Distinguishing Human from AI-Generated Reports
To validate the authenticity of the human-authored reports, a differentiation study was conducted with 154 participants, including radiologists, other healthcare professionals, and non-healthcare professionals. Participants were asked to identify whether reports were human-authored or AI-generated (using GPT-o1). Overall, participants achieved only 53.9% accuracy, just slightly above chance level.

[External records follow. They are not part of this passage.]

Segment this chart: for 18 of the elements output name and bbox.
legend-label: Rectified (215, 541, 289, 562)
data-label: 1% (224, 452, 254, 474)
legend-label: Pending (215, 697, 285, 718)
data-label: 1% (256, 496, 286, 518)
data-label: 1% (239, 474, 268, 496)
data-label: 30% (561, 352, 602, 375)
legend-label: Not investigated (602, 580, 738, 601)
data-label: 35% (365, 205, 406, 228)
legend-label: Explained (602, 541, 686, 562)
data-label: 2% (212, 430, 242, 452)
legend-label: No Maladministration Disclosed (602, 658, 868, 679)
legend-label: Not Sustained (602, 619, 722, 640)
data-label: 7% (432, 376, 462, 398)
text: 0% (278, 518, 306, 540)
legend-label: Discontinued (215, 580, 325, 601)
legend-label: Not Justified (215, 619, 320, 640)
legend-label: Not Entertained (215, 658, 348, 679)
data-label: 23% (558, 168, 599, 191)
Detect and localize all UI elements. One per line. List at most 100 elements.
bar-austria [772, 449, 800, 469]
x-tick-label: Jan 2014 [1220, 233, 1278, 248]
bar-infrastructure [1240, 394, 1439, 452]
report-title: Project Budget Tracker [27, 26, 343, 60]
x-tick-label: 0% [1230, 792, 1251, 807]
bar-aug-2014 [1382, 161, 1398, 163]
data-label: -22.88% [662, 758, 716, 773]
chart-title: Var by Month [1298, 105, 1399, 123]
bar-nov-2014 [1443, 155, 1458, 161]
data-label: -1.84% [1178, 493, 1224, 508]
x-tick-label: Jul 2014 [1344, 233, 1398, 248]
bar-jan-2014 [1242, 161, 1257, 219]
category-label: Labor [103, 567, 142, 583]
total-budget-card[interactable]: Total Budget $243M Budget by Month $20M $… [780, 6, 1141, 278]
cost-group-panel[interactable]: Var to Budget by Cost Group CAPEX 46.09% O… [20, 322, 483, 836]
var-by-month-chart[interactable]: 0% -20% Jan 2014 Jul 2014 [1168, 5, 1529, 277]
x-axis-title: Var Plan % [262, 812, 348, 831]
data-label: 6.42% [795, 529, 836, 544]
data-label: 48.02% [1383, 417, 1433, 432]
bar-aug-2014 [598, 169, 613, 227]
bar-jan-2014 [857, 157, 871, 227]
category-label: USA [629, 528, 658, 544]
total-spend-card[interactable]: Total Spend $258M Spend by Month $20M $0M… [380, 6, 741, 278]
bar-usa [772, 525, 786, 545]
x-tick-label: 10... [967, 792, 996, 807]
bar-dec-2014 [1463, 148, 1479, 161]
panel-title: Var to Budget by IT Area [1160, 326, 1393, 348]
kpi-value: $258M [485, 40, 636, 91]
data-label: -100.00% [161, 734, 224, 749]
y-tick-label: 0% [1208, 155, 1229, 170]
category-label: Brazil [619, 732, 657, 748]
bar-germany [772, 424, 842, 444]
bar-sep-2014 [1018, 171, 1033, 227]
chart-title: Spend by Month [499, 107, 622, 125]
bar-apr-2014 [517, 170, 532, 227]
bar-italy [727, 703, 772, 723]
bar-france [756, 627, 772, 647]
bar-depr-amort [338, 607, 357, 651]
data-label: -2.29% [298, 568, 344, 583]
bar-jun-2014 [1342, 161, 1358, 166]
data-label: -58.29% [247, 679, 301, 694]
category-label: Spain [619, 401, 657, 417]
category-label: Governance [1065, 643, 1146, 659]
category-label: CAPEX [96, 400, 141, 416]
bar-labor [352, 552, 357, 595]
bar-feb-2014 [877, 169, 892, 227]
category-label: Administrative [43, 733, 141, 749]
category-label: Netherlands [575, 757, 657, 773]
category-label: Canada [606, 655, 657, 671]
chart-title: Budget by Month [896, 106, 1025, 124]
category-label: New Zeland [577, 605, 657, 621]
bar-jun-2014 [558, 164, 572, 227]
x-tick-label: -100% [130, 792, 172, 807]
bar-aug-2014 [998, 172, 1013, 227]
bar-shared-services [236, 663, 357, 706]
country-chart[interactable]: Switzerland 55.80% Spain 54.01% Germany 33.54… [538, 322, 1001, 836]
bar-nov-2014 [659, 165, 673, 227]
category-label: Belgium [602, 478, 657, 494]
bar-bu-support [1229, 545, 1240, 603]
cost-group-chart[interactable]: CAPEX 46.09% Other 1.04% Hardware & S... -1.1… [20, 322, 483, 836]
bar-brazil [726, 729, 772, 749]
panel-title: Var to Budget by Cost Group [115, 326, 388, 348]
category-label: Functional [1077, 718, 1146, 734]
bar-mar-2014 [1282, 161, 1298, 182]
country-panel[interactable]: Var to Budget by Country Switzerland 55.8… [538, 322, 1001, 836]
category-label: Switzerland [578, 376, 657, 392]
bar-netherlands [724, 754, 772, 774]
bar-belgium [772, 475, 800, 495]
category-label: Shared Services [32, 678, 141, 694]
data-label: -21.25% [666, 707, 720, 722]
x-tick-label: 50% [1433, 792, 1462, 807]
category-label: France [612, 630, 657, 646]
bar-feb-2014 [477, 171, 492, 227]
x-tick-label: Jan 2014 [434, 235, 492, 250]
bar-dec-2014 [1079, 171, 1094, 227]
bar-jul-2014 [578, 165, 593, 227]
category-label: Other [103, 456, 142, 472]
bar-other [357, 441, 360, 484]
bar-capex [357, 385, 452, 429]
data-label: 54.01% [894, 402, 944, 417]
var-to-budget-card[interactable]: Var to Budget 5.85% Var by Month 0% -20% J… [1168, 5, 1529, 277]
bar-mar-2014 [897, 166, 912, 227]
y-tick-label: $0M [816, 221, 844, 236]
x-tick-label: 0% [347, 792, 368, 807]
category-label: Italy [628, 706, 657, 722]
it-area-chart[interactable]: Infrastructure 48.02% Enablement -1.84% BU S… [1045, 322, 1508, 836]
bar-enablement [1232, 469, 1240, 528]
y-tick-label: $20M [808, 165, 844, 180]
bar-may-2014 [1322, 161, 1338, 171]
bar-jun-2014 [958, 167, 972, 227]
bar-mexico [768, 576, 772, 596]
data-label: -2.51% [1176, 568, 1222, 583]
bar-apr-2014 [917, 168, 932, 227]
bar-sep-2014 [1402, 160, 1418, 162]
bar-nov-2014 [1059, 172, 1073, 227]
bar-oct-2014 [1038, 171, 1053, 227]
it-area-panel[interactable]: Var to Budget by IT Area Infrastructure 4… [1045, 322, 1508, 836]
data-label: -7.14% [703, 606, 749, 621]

Interestingly, radiologists performed significantly better (56.9%) than non-healthcare professionals (49.7%) and other healthcare professionals (48.3%). This suggests that domain expertise provides some advantage in discerning report authenticity, highlighting the value of professionally authored content in the PARROT dataset compared to purely synthetic AI-generated text, which might contain subtle errors unnoticed by non-experts.
Also Read:
- Adaptive Group Alignment: A New Framework for Understanding Medical Images and Reports
- Unmasking AI-Generated Code: A New Dataset for Detection Across Languages and Scenarios
Conclusion and Future Outlook
PARROT stands as a crucial resource for the development and validation of NLP applications in radiology. By offering fictional yet radiologist-authored reports across multiple languages, it provides a valuable benchmark for creating and testing AI tools that can function effectively across diverse healthcare systems and languages, overcoming the significant linguistic and accessibility constraints that have previously hindered progress in this field.
While the dataset is a major step forward, the authors acknowledge some limitations, such as a geographical imbalance (Europe predominates) and the lack of links to real patient imaging and outcomes. However, the open-access nature and ongoing development of PARROT promise to foster more inclusive and globally relevant AI solutions in radiology.